The Wake up has been around in a few different guises for us over the years — usually in the form of a Monday morning team meeting — but today I thought I'd try a different format and share our favourite stories more widely.
Let me know if you think it's interesting and maybe I'll do a few more!
Anyway, six stories this week — three on health tech, three on the creative work that’s shaping it.
Starting close to home. Leeds spin-out Asclepius Medtech has just won £100,000 from the Mayor's Big Ideas Challenge — a regional programme that backs businesses tackling health inequalities across West Yorkshire.
Their product is SurgFit: a small biosensor patch worn on the chest that collects continuous health data for up to seven days ahead of surgery — cardiac rhythm, activity levels, the kind of information that normally means three separate clinic visits. The patient does it at home. An app handles the data transfer and daily check-ins and everything feeds straight to the surgical team.
The result: fewer pre-op clinic visits, less travel for patients, and more continuous data for the surgical team than a single appointment can provide. One to watch out for.
At Digital Health Rewired in Birmingham last week, the Pitchfest was won by Daye — a women's health biotech that has pulled off something rather elegant.
They've turned the tampon into a diagnostic device. The Daye Diagnostic Tampon works exactly like a regular one — wear it for 20 minutes, post it to an accredited lab, and it screens for high-risk HPV, the primary cause of cervical cancer.
No new appointment. No new behaviour leading to greater clinical value embedded inside an existing part of every day life.
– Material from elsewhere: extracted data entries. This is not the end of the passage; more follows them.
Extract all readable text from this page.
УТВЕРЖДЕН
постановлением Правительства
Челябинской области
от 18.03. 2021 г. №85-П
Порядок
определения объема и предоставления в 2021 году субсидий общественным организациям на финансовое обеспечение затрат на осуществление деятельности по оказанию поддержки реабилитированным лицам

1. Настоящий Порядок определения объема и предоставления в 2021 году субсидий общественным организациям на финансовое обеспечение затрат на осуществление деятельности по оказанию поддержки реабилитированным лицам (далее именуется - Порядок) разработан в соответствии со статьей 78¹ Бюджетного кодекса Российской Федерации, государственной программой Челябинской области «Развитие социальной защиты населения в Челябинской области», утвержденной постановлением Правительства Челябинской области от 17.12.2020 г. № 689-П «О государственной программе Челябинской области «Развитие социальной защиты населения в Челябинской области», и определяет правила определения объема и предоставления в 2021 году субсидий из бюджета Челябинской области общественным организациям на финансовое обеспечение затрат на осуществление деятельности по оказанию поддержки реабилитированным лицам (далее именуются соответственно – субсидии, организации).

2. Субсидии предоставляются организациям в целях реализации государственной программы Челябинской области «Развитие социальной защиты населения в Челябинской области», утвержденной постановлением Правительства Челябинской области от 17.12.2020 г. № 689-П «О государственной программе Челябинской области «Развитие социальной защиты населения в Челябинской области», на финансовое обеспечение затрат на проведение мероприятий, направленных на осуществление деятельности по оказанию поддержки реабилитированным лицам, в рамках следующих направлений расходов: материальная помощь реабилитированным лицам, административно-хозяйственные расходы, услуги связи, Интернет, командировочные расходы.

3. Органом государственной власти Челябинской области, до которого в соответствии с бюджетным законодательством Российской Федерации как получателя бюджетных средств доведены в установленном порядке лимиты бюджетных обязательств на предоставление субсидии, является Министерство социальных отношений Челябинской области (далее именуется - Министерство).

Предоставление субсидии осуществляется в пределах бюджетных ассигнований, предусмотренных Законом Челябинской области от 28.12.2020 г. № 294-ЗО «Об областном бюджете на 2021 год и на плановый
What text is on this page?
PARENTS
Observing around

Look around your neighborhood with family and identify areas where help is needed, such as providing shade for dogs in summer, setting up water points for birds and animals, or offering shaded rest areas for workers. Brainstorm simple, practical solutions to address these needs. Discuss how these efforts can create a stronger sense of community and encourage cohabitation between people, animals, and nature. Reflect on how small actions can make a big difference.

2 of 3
The prize includes a potential NHS pilot at Chelsea and Westminster Hospital. Daye is already part of the NHS Innovation Accelerator cohort.
New York-based Doctronic has raised $40 million in a Series B round led by Abstract and Lightspeed — $65 million total across three rounds in under a year. The platform connects patients with an AI that works through their symptoms before passing them to a clinician if needed. $39 a consultation and over 300,000 weekly users.
The standout detail: Utah has made Doctronic the first AI system legally permitted to autonomously renew prescriptions for patients with chronic conditions. This isn’t a trial it’s a legal precedent and the platform has handled over 15 million medical conversations to date.
Now — the creative work. Three campaigns doing things health brands rarely do.
First: the campaign that had most people doing a double-take when they scrolled past it last week.
Fuck Cancer — their actual name — is a prostate health nonprofit. Working with VML Health in New York, they've launched Beat Cancer Off (brilliant name) built on a striking piece of science: ejaculating 21 or more times per month may cut prostate cancer risk by up to 22 percent.
Rather than a clinical ad, they made a mixed-media music video including 2D animation, puppetry, cut-out and live action, assembled by over 50 artists — covering more euphemisms for masturbation than I’ve ever heard!
Alongside it: an original song, a tracking app, out-of-home placements, and a 21 Sock Pack.
Proceeds going to fund prostate cancer awareness.
I just love this — the campaign really goes above and beyond and is really funny. It's very well crafted throughout and isn't something anyone is going to forget about in a hurry.
Take a look at the case study in the link below — well done VML!
Thorne — a US supplement company launched its women's health campaign this week. Featuring Misty Copeland, an American Ballet Dancer and Author, and Lana Condor, actress and YouTuber. Directed by Project 3 Agency, it targets two things women search constantly and health brands almost never address directly: perimenopause and libido.
The format is based on intimate voice messages to girlfriends — talking about hot flushes, about restored libido, in plain language. Digital OOH in New York and Los Angeles. TV. Social and experiential.
The campaign runs wit digital out-of-home active across four US cities.
And finally
The WHO (not the band) marked World Health Day with a year-long global campaign. The theme is Together for Health. Stand with Science.
The campaign responds to a documented global rollback of science funding and evidence-based policy. It coincides with two major events: the One Health Summit in Paris on April 7, and the inaugural Global Forum of WHO Collaborating Centres — bringing together nearly 800 scientific institutions from over 80 countries. The call to action is #StandWithScience.
As well as trying to influence policy it also feels like the WHO fighting against misinformation and it'll be fascinating to see how it performs.
They've opened up their design toolkit on Trello for anyone to use (which I love the principle of), but whether anyone will actually use it, and whether it has the capability to infiltrate the dialogue in government or on social media is a much bigger question.
That's my six stories for this week. Share with someone who might need it. I'll see you in a fortnight.
I've been Chris and this was The Wake Up.